Preparation: Before students arrive, you will need to create bingo cards. The cards should have 25 squares – five rows of five squares, as you see in the picture above. The middle space should be a free space, as in regular bingo.
Fill the squares with statements that describe one or more students in the group. These facts can be facts you know, specific to one student, or generic facts that apply to many students. Come up with enough facts to fill the 24 spaces on the card (aside from the free space).
For example, squares can be things like: likes sushi; is an only child; loves chocolate; has never been snow skiing. The more creative you are, the more fun the game will be.
Supplies: Each student needs a bingo card and a sharpie or pen.
Participation: All students participate at once.
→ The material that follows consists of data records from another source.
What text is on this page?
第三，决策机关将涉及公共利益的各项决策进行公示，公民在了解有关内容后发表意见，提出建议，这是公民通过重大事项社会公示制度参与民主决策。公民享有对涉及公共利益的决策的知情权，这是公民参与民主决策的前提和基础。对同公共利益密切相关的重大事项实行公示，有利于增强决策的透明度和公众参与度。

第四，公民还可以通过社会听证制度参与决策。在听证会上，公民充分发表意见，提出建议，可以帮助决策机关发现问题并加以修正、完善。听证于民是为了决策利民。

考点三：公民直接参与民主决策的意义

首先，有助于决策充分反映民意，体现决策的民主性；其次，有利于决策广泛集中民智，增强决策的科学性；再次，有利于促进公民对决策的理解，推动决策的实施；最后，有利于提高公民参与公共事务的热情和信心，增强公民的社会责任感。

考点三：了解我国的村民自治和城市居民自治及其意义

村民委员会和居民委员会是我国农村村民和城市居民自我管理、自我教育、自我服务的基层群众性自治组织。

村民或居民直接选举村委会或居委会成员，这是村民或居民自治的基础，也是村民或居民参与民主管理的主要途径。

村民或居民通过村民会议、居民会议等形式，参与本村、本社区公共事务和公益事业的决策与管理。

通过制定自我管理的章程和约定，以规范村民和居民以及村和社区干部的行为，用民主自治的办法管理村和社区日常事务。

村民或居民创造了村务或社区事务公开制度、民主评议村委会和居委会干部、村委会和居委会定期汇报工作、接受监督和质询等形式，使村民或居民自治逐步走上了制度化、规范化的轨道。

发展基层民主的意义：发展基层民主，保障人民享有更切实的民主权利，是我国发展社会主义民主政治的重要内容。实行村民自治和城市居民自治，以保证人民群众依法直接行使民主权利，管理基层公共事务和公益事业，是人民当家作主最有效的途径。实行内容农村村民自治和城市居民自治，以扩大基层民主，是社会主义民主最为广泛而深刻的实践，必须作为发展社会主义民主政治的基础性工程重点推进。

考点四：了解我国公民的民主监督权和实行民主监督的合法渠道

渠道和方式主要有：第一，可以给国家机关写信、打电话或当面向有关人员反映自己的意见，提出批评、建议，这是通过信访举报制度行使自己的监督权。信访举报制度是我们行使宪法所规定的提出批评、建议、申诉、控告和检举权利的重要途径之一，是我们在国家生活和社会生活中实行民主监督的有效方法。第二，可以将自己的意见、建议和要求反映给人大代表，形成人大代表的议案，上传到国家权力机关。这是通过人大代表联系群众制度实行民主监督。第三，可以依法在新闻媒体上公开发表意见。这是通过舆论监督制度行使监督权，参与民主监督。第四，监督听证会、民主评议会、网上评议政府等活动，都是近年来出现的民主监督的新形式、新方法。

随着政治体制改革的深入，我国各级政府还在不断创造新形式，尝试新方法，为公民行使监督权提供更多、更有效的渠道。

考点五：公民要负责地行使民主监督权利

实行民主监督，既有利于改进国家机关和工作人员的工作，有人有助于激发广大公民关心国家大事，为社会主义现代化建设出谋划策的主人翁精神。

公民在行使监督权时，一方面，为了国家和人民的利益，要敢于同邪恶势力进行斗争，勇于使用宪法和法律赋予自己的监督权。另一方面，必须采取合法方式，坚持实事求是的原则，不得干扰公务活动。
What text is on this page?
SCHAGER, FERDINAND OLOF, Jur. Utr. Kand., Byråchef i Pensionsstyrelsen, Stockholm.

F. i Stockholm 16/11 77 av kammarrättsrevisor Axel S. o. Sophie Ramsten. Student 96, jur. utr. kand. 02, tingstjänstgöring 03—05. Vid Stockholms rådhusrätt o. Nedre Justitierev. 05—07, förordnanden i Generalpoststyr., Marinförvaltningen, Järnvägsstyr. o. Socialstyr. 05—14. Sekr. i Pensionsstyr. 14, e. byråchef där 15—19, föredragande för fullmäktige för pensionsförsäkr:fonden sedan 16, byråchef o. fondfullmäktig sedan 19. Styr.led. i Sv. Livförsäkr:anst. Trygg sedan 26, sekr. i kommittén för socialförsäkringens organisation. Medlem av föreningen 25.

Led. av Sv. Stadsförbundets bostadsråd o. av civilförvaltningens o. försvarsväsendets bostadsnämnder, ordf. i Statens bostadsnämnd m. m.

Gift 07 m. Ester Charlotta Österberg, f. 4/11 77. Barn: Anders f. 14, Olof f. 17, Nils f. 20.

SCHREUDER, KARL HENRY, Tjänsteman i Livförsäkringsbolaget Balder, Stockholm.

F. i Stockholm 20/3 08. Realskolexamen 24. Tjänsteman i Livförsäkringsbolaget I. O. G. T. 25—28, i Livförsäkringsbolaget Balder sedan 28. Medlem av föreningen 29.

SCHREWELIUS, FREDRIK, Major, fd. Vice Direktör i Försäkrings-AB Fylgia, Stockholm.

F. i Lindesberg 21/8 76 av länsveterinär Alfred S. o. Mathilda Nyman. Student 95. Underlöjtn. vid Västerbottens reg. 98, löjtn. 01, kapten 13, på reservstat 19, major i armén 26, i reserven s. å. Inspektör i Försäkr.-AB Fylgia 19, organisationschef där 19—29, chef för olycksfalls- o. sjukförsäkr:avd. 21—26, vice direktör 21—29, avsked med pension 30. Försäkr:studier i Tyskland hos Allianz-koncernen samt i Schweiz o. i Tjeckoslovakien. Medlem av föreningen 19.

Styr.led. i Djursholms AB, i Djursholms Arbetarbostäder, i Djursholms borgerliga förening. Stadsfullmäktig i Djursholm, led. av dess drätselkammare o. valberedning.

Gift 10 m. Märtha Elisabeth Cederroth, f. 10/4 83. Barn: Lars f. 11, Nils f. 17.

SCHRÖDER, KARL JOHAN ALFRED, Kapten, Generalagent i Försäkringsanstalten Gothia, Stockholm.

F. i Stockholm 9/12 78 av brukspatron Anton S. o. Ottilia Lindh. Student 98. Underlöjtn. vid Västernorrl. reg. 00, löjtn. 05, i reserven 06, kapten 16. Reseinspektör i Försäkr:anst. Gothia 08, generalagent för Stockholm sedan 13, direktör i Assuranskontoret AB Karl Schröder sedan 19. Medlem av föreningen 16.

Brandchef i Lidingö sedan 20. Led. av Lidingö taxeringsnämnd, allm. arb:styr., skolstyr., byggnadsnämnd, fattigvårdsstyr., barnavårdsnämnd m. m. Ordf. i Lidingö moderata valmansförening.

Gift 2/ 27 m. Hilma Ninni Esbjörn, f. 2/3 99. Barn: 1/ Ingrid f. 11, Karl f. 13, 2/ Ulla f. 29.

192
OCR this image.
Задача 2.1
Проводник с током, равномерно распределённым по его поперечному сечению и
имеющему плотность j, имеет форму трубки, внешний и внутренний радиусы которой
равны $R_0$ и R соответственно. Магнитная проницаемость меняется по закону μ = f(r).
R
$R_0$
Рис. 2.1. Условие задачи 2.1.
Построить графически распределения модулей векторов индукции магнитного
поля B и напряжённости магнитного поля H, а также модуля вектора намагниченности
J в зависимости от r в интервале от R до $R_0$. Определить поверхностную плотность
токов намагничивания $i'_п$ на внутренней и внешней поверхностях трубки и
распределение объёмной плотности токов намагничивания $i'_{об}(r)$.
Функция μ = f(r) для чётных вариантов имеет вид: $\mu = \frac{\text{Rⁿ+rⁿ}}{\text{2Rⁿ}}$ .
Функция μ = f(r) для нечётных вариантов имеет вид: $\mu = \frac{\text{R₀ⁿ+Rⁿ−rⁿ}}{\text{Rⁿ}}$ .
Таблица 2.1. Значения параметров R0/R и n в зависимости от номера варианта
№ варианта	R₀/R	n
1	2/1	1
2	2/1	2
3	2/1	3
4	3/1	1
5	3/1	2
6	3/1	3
Adult leaders can join in the fun.
Start: When you say “go,” students should mingle with each other. As they do, they should ask questions of other students to find a square that applies to them. Once a student finds a match, he or she should have the other student initial the box.
Finish: Students continue to do this until they complete a line on the card horizontally, vertically, or diagonally. When this happens, the student with the completed card should shout BINGO! At this point, the leader of the game should check the card to make sure the bingo is legitimate. Award a prize to the winner.
Rules: If your group has at least 20 people, it’s best to make sure that no one initials any single card more than once. With smaller groups, you can allow for multiple initials, but you may want to keep students from getting one person to initial a card twice at the same time.
Debrief: After the game, you may choose to go through each square and ask students to raise their hands if that square applies to them. This will help students get to know each other better and will also allow you to initiate discussion. This is another good reason to make the squares as unique as possible.
So, if you are looking for a way to get students moving around and to break the ice as they get to know each other, give Human Bingo a try. And always remember … Have fun!